President Clinton derided the Republican-controlled Congress's budget plan as a "blueprint for chaos" that would slash spending in critical areas including education, law enforcement and the environment.
Attacking Congress yesterday while lawmakers are on vacation, Clinton blasted the Republicans for drawing up broad budget plans that would force sharp cuts to stay within spending "caps" laid out in the 1997 balanced-budget agreement.

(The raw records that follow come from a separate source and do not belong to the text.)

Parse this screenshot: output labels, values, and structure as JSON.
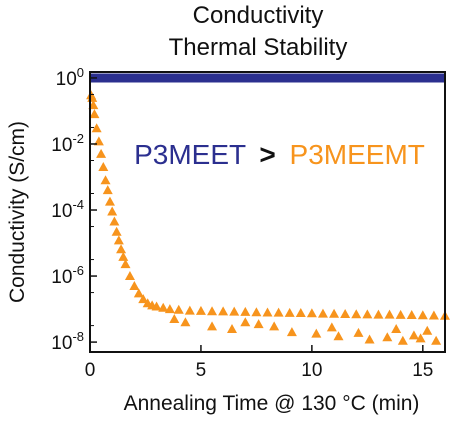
{
  "chart_data": {
    "type": "scatter",
    "title_lines": [
      "Conductivity",
      "Thermal Stability"
    ],
    "xlabel": "Annealing Time @ 130 °C (min)",
    "ylabel": "Conductivity (S/cm)",
    "xlim": [
      0,
      16
    ],
    "ylim": [
      5e-09,
      1.5
    ],
    "y_scale": "log",
    "x_ticks": [
      0,
      5,
      10,
      15
    ],
    "y_ticks": [
      1,
      0.01,
      0.0001,
      1e-06,
      1e-08
    ],
    "y_tick_labels": [
      {
        "base": "10",
        "exp": "0"
      },
      {
        "base": "10",
        "exp": "-2"
      },
      {
        "base": "10",
        "exp": "-4"
      },
      {
        "base": "10",
        "exp": "-6"
      },
      {
        "base": "10",
        "exp": "-8"
      }
    ],
    "grid": false,
    "annotation": {
      "left": "P3MEET",
      "op": ">",
      "right": "P3MEEMT"
    },
    "series": [
      {
        "color": "#2b2f8f",
        "marker": "line",
        "x": [
          0,
          16
        ],
        "y": [
          1.0,
          1.0
        ]
      },
      {
        "color": "#f7941d",
        "marker": "triangle",
        "x": [
          0.05,
          0.1,
          0.15,
          0.2,
          0.3,
          0.4,
          0.5,
          0.6,
          0.7,
          0.8,
          0.9,
          1.0,
          1.1,
          1.2,
          1.3,
          1.4,
          1.5,
          1.6,
          1.8,
          2.0,
          2.2,
          2.4,
          2.6,
          2.8,
          3.0,
          3.3,
          3.6,
          4.0,
          4.5,
          5.0,
          5.5,
          6.0,
          6.5,
          7.0,
          7.5,
          8.0,
          8.5,
          9.0,
          9.5,
          10.0,
          10.5,
          11.0,
          11.5,
          12.0,
          12.5,
          13.0,
          13.5,
          14.0,
          14.5,
          15.0,
          15.5,
          16.0,
          4.3,
          5.5,
          6.4,
          7.6,
          9.1,
          10.2,
          11.2,
          12.6,
          13.4,
          14.1,
          14.9,
          15.6,
          13.8,
          10.9,
          15.2,
          8.3,
          12.1,
          3.8,
          7.0,
          14.6
        ],
        "y": [
          0.3,
          0.25,
          0.15,
          0.08,
          0.03,
          0.012,
          0.005,
          0.002,
          0.0008,
          0.0004,
          0.00018,
          9e-05,
          4.5e-05,
          2.2e-05,
          1.2e-05,
          6.5e-06,
          3.8e-06,
          2.3e-06,
          1e-06,
          5e-07,
          3e-07,
          2e-07,
          1.5e-07,
          1.3e-07,
          1.2e-07,
          1.1e-07,
          1e-07,
          9.5e-08,
          9e-08,
          8.8e-08,
          8.6e-08,
          8.5e-08,
          8.4e-08,
          8.2e-08,
          8e-08,
          7.9e-08,
          7.8e-08,
          7.7e-08,
          7.6e-08,
          7.5e-08,
          7.3e-08,
          7.2e-08,
          7.1e-08,
          7e-08,
          6.9e-08,
          6.8e-08,
          6.8e-08,
          6.7e-08,
          6.6e-08,
          6.5e-08,
          6.4e-08,
          6.3e-08,
          4e-08,
          3e-08,
          2.5e-08,
          3.5e-08,
          2e-08,
          1.8e-08,
          1.5e-08,
          1.2e-08,
          1.4e-08,
          1.1e-08,
          1.3e-08,
          1.1e-08,
          2.5e-08,
          2.8e-08,
          2.2e-08,
          3e-08,
          1.9e-08,
          5e-08,
          4e-08,
          1.6e-08
        ]
      }
    ]
  },
  "colors": {
    "line_series": "#2b2f8f",
    "scatter_series": "#f7941d",
    "axis": "#111111"
  }
}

The White House wants to boost spending in fiscal 2000, which starts on Oct. 1, in a host of areas, notably education, defense and the environment, but aims to stay within the budget caps in part by raising cigarette taxes and other fees.
"Unfortunately, the Republican majority in Congress is moving ahead with a budget plan that in the end may do none of these things," Clinton told reporters. "It fails to extend the solvency of Social Security and Medicare. It requires deep cuts . . . [and] is simply not realistic. It is a blueprint for chaos, and we can do better."
Speaking to reporters in the Rose Garden, Clinton argued that such budget cuts were so unrealistic that Congress has been unable to pass any of the 13 annual spending bills needed to fund the government.
Congress is struggling to write these appropriations bills to fit under a $538 billion limit that requires cutting spending more than $20 billion from last year's levels.